I'm interested to hear any input on these new bullets from anyone. since I shoot Game king 165s in my 7mm. Looks like they might be my answer for elk .They look cool but that don't mean @##%.


----------



## DallanC (Jan 13, 2009)

Do they come with a flat brimmed hat?


-DallanC


----------



## KineKilla (Jan 28, 2011)

I’ve never shot a Sierra bullet. 

That being said, they seem very similar in construction to an Accubond or SST. If their BC claims are correct they could prove to be quite useful at extended ranges.

I’d also be curious what the recommended FPS is to still achieve optimal expansion.


----------



## DallanC (Jan 13, 2009)

KineKilla said:


> I've never shot a Sierra bullet.


GameKings are great practice / thin skinned animal bullets. They were a cheap, well constructed bullet with a great BC due to the boat-tail design. They were mighty popular for a very long time until the recent wave of semi-"premium" bullets hit the market (accubond and the like). They are great antelope bullets.

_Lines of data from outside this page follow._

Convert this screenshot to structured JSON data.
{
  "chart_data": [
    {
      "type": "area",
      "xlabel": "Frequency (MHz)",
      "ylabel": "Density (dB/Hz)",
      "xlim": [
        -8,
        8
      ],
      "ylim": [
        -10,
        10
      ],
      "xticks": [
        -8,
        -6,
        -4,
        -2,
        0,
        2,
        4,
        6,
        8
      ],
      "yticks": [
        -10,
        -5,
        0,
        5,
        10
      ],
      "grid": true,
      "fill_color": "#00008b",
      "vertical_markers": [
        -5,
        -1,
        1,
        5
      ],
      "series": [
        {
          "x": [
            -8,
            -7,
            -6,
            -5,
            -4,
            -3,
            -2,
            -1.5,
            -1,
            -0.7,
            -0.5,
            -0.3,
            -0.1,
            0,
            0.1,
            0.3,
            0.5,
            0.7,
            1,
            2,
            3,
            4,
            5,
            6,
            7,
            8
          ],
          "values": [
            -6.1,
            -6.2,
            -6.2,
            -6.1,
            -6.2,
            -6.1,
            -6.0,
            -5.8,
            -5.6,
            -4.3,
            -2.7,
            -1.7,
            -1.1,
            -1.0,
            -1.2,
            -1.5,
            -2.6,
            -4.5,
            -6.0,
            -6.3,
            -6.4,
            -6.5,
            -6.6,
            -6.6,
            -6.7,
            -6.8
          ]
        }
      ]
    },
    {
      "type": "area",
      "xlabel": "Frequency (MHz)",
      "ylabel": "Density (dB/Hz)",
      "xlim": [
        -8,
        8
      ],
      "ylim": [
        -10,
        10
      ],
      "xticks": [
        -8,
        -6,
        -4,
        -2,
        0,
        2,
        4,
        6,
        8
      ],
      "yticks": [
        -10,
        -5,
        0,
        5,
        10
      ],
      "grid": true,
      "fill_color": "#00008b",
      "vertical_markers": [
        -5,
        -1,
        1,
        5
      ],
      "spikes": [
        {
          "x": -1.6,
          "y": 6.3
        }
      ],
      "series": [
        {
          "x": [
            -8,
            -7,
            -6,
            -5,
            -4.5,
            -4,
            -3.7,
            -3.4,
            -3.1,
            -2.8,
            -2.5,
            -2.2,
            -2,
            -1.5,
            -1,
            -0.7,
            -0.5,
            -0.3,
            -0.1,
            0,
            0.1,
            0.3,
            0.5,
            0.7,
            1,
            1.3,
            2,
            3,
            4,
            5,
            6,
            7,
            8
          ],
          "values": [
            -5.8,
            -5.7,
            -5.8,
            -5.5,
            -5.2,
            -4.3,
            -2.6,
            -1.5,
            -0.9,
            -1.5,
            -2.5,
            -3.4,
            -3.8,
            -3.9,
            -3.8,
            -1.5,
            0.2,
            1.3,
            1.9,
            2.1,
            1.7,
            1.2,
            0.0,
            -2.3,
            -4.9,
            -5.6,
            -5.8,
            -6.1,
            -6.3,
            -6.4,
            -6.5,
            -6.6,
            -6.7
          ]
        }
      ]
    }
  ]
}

They have a slightly stouter bullet called the Pro-Hunter but it has a flat base so a slightly less BC... (which is completely overrated IMO) and hence less popular.

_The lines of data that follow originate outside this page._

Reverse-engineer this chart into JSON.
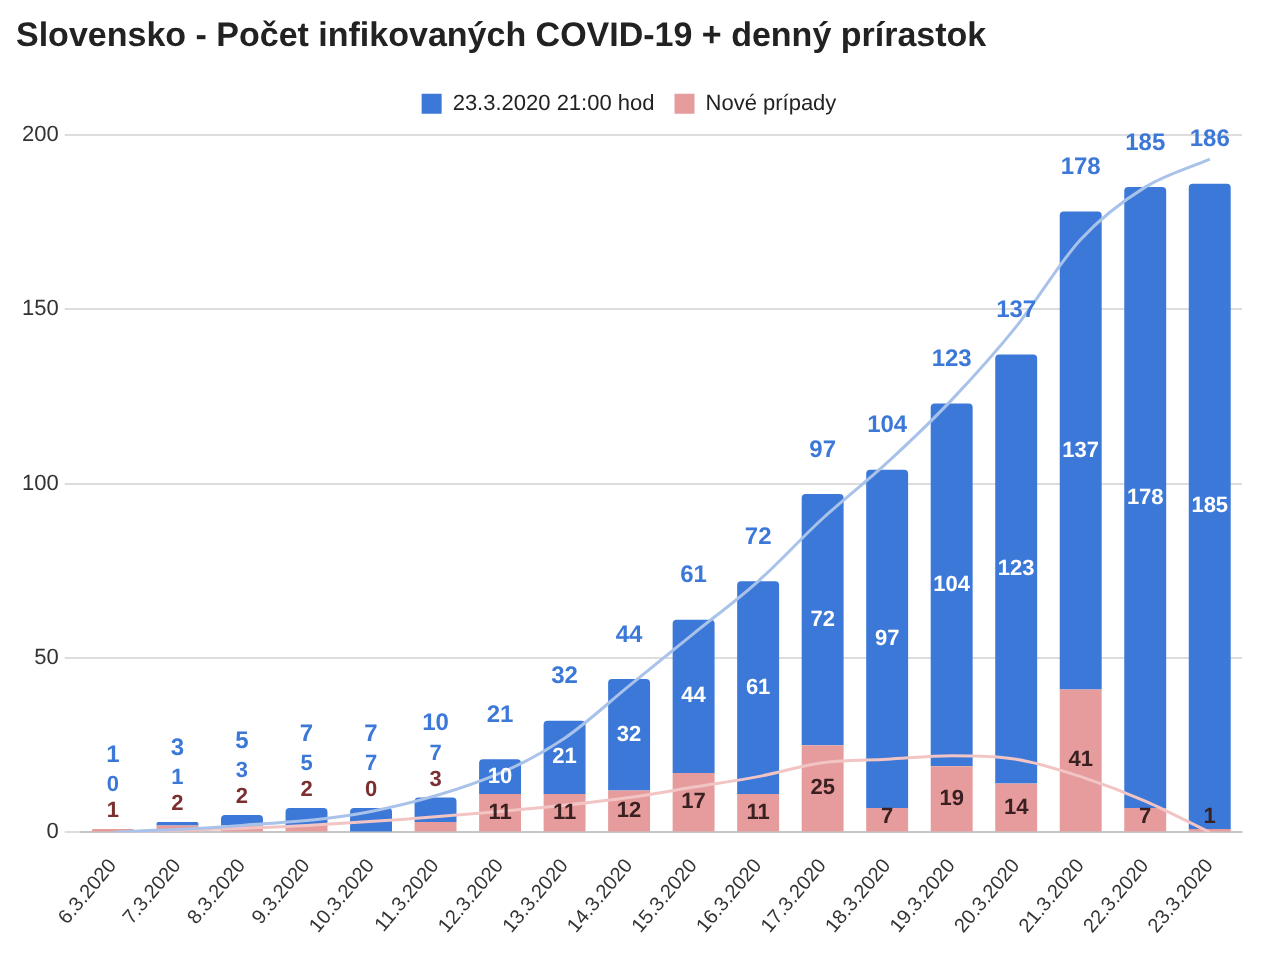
{
  "chart_data": {
    "type": "bar",
    "title": "Slovensko - Počet infikovaných COVID-19 + denný prírastok",
    "categories": [
      "6.3.2020",
      "7.3.2020",
      "8.3.2020",
      "9.3.2020",
      "10.3.2020",
      "11.3.2020",
      "12.3.2020",
      "13.3.2020",
      "14.3.2020",
      "15.3.2020",
      "16.3.2020",
      "17.3.2020",
      "18.3.2020",
      "19.3.2020",
      "20.3.2020",
      "21.3.2020",
      "22.3.2020",
      "23.3.2020"
    ],
    "stacked": true,
    "series": [
      {
        "name": "Nové prípady",
        "color": "#e69c9c",
        "values": [
          1,
          2,
          2,
          2,
          0,
          3,
          11,
          11,
          12,
          17,
          11,
          25,
          7,
          19,
          14,
          41,
          7,
          1
        ],
        "value_labels": [
          "1",
          "2",
          "2",
          "2",
          "0",
          "3",
          "11",
          "11",
          "12",
          "17",
          "11",
          "25",
          "7",
          "19",
          "14",
          "41",
          "7",
          "1"
        ]
      },
      {
        "name": "23.3.2020 21:00 hod",
        "color": "#3c78d8",
        "values": [
          0,
          1,
          3,
          5,
          7,
          7,
          10,
          21,
          32,
          44,
          61,
          72,
          97,
          104,
          123,
          137,
          178,
          185
        ],
        "value_labels": [
          "0",
          "1",
          "3",
          "5",
          "7",
          "7",
          "10",
          "21",
          "32",
          "44",
          "61",
          "72",
          "97",
          "104",
          "123",
          "137",
          "178",
          "185"
        ]
      },
      {
        "type": "line",
        "color": "#a8c2ea",
        "x": [
          "6.3.2020",
          "8.3.2020",
          "10.3.2020",
          "12.3.2020",
          "13.3.2020",
          "14.3.2020",
          "15.3.2020",
          "16.3.2020",
          "17.3.2020",
          "18.3.2020",
          "19.3.2020",
          "20.3.2020",
          "21.3.2020",
          "22.3.2020",
          "23.3.2020"
        ],
        "values": [
          0,
          2,
          6,
          17,
          27,
          42,
          57,
          72,
          90,
          106,
          124,
          145,
          170,
          185,
          193
        ]
      },
      {
        "type": "line",
        "color": "#f2c4c4",
        "x": [
          "6.3.2020",
          "9.3.2020",
          "12.3.2020",
          "14.3.2020",
          "15.3.2020",
          "16.3.2020",
          "17.3.2020",
          "18.3.2020",
          "19.3.2020",
          "20.3.2020",
          "21.3.2020",
          "22.3.2020",
          "23.3.2020"
        ],
        "values": [
          0,
          2,
          6,
          10,
          13,
          16,
          20,
          21,
          22,
          21,
          16,
          9,
          0
        ]
      }
    ],
    "totals": [
      "1",
      "3",
      "5",
      "7",
      "7",
      "10",
      "21",
      "32",
      "44",
      "61",
      "72",
      "97",
      "104",
      "123",
      "137",
      "178",
      "185",
      "186"
    ],
    "ylim": [
      0,
      200
    ],
    "yticks": [
      0,
      50,
      100,
      150,
      200
    ],
    "grid": "y",
    "legend": "top",
    "marker": "none"
  }
}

I've shot probably thousands of GameKings in .22-250 and 270. I do not at all recommend them for elk however. I had one go off in a cow elk like a bomb, liquifying an entire shoulder... the elk died, but we lost alot of meat. I went too far the next year focusing only on bullet construction using Swift A-Frames which do work amazing, but very expensive for what they are.

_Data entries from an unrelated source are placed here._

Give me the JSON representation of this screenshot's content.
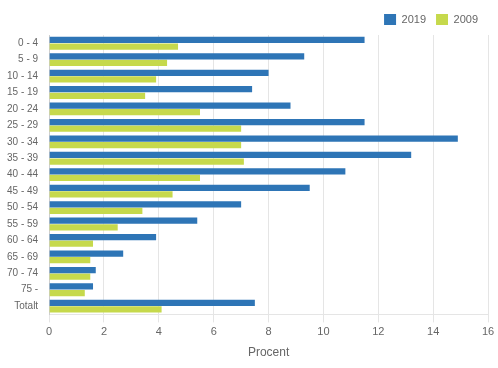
{
  "chart_data": {
    "type": "bar",
    "orientation": "horizontal",
    "categories": [
      "0 - 4",
      "5 - 9",
      "10 - 14",
      "15 - 19",
      "20 - 24",
      "25 - 29",
      "30 - 34",
      "35 - 39",
      "40 - 44",
      "45 - 49",
      "50 - 54",
      "55 - 59",
      "60 - 64",
      "65 - 69",
      "70 - 74",
      "75 -",
      "Totalt"
    ],
    "series": [
      {
        "name": "2019",
        "color": "#2E75B6",
        "values": [
          11.5,
          9.3,
          8.0,
          7.4,
          8.8,
          11.5,
          14.9,
          13.2,
          10.8,
          9.5,
          7.0,
          5.4,
          3.9,
          2.7,
          1.7,
          1.6,
          7.5
        ]
      },
      {
        "name": "2009",
        "color": "#C6D94C",
        "values": [
          4.7,
          4.3,
          3.9,
          3.5,
          5.5,
          7.0,
          7.0,
          7.1,
          5.5,
          4.5,
          3.4,
          2.5,
          1.6,
          1.5,
          1.5,
          1.3,
          4.1
        ]
      }
    ],
    "xlabel": "Procent",
    "xlim": [
      0,
      16
    ],
    "xticks": [
      0,
      2,
      4,
      6,
      8,
      10,
      12,
      14,
      16
    ],
    "grid": true,
    "legend": "upper right"
  }
}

I am glad to see Sierra come out with the new bullet though, they are a great company and I like to see their popularity as a company increase.

-DallanC


----------



## waspocrew (Nov 26, 2011)

I've only tried the Sierra Blitzking bullets, but I imagine the Gamechangers will be fine on game. I would have liked to see some heavier weights (like a 140 gr 6.5), but maybe that'll happen depending on how successful they are.


----------



## 7mm Reloaded (Aug 25, 2015)

These new ones claim to have a thicker jacket. They look very similar to Accubond. Been "practicing", on deer and elk with Game king for years. I know big bulls are a different animal though. Hit them in the neck works for me. I'm going to reload the new ones and see what's up.


----------



## 270win (Sep 16, 2010)

Powerpoints and core-lokts for me have not failed me yet.


----------



## Whiskey H0und (Aug 26, 2016)

"Game Changers" seem to solve my biggest gripe about the GK by removing that soft tip. Magazine deformation has always got on my nerve so I'm excited to try these. 

They look to be a bit more expensive than I'm used to for Sierras.


----------